The assertion that Java is "too complicated" and the accompanying push for its abandonment stem from a confluence of genuine technical friction and broader industry evolution, rather than a single fatal flaw. Critics often point to the language's verbosity, its historical baggage from maintaining backward compatibility, and the perceived heaviness of its traditional enterprise frameworks. A simple "Hello, World" program requires a class and a static main method, a syntactic ceremony that contrasts sharply with more terse modern languages. Furthermore, the ecosystem, particularly in its earlier enterprise Java (J2EE) incarnation, became synonymous with complex XML configuration, sprawling application server architectures, and a steep learning curve for basic productivity. This legacy, even as the platform has modernized significantly with Spring Boot, Java modules, and more frequent releases, continues to color perceptions, especially among developers working on greenfield projects where alternatives promise faster initial velocity.

However, the argument for abandonment is frequently overstated and fails to account for Java's profound strengths and the practical realities of software engineering. The complexity often cited is the price paid for robustness, cross-platform portability, and a mature, performant runtime in the Java Virtual Machine (JVM). The JVM's just-in-time compilation and garbage collection are engineering marvels that deliver high performance for long-running services, a key reason Java remains dominant in large-scale backend systems, big data processing (e.g., Hadoop, Kafka), and the Android ecosystem. Its strong static typing, comprehensive tooling, and vast library ecosystem reduce long-term maintenance risk for critical systems. Therefore, the critique is less about the core language being universally unusable and more about its suitability for specific contexts, such as rapid prototyping, microservices with small footprints, or domains where functional programming paradigms are preferred.

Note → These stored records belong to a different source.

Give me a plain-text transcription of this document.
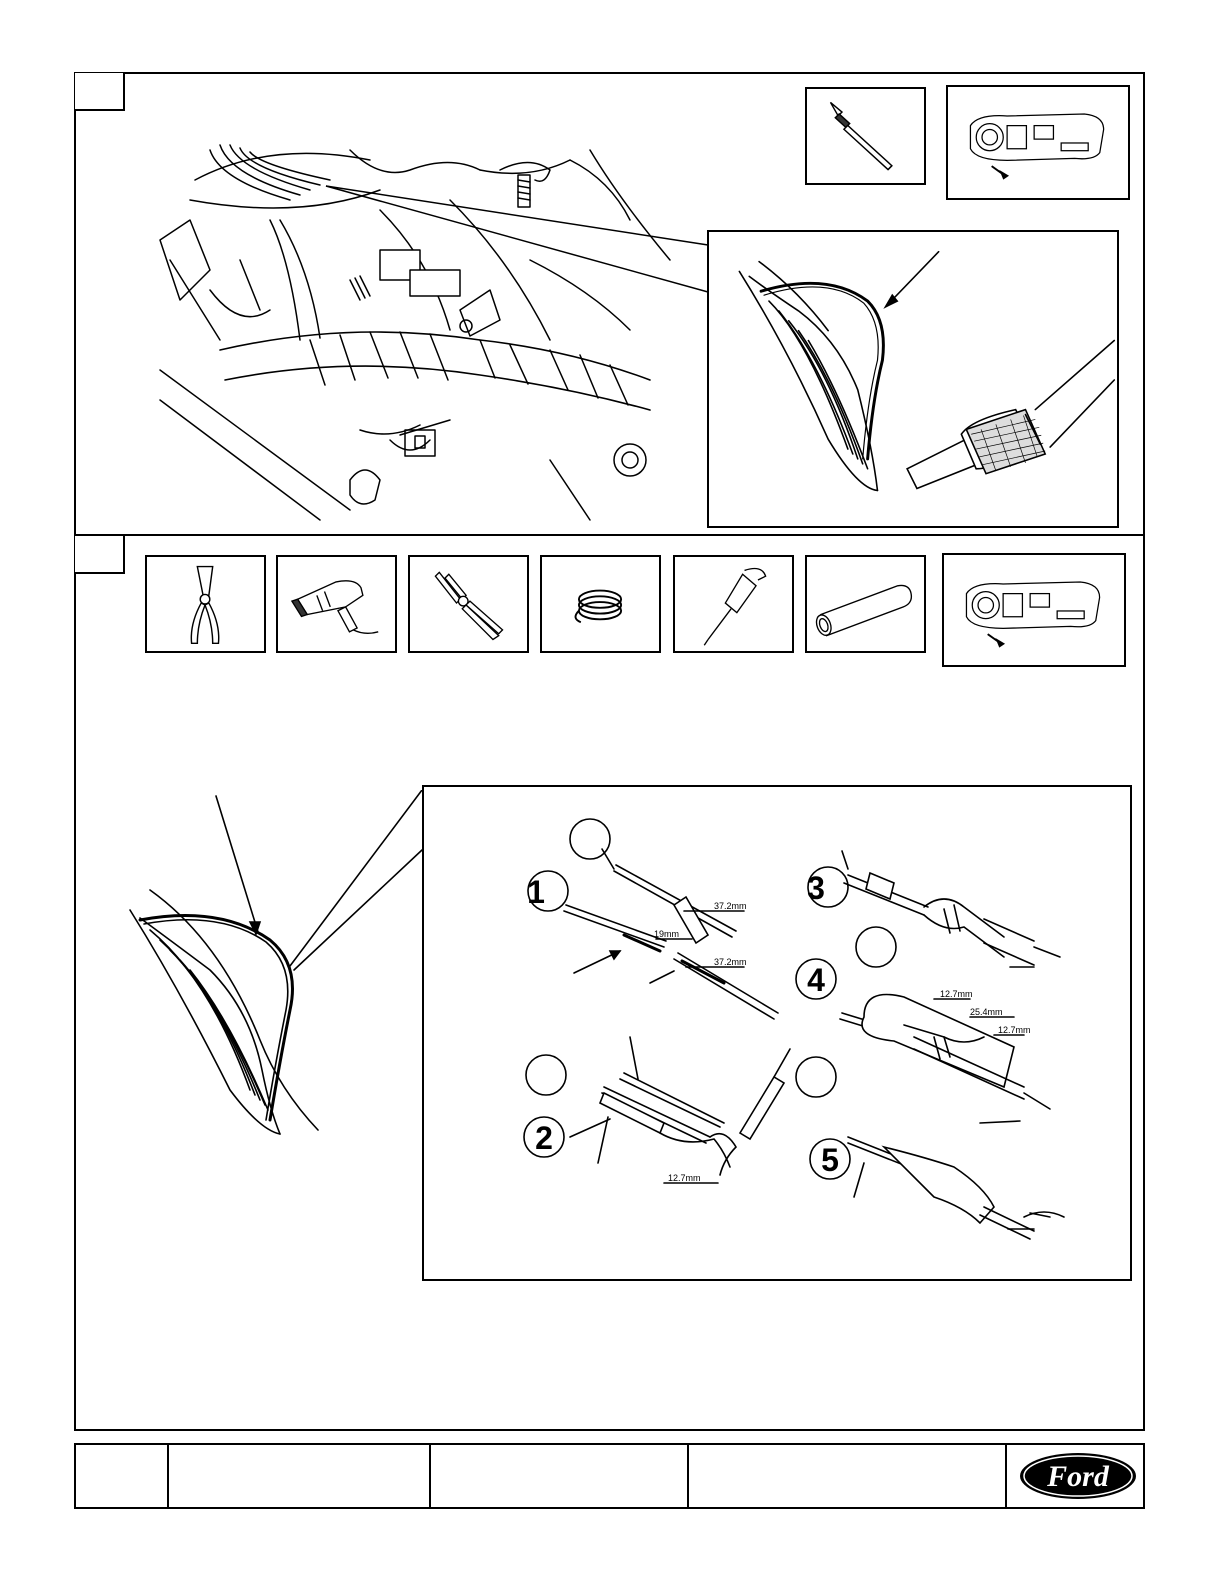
1
2
3
4
5
37.2mm
19mm
37.2mm
12.7mm
12.7mm
25.4mm
12.7mm
Ford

The persuasion to move away from Java is typically driven by specific project requirements and comparative advantages of newer languages, not an absolute verdict on Java's value. For cloud-native development, languages like Go offer simpler concurrency models and compile to a single binary, simplifying deployment. For data science and scripting, Python's dynamism and rich library suite provide greater agility. For high-performance computing or system-level work, Rust offers memory safety without a garbage collector. The movement is thus a natural market correction, where the one-size-fits-all dominance of Java in the late 1990s and 2000s has given way to a polyglot reality where the right tool is selected for the job. The decision to abandon Java is rational when a team's priorities—developer ergonomics, startup time, cold start performance in serverless environments, or specific programming paradigms—are better served elsewhere.

Ultimately, labeling Java as "too complicated" is a useful shorthand for a real debate about developer productivity and architectural fit, but it is a reductive characterization. The platform's ongoing evolution, including projects like Loom (for virtual threads), Valhalla (for value types), and Panama (for native interop), demonstrates a concerted effort to address these criticisms within its managed runtime model. The persuasion to abandon it is most compelling for new projects unburdened by legacy code, where the opportunity cost of not using a more specialized language is high. For the immense installed base of enterprise systems, the complexity of a migration often far outweighs the perceived complexity of the language itself, ensuring Java's continued, if more focused, relevance for years to come.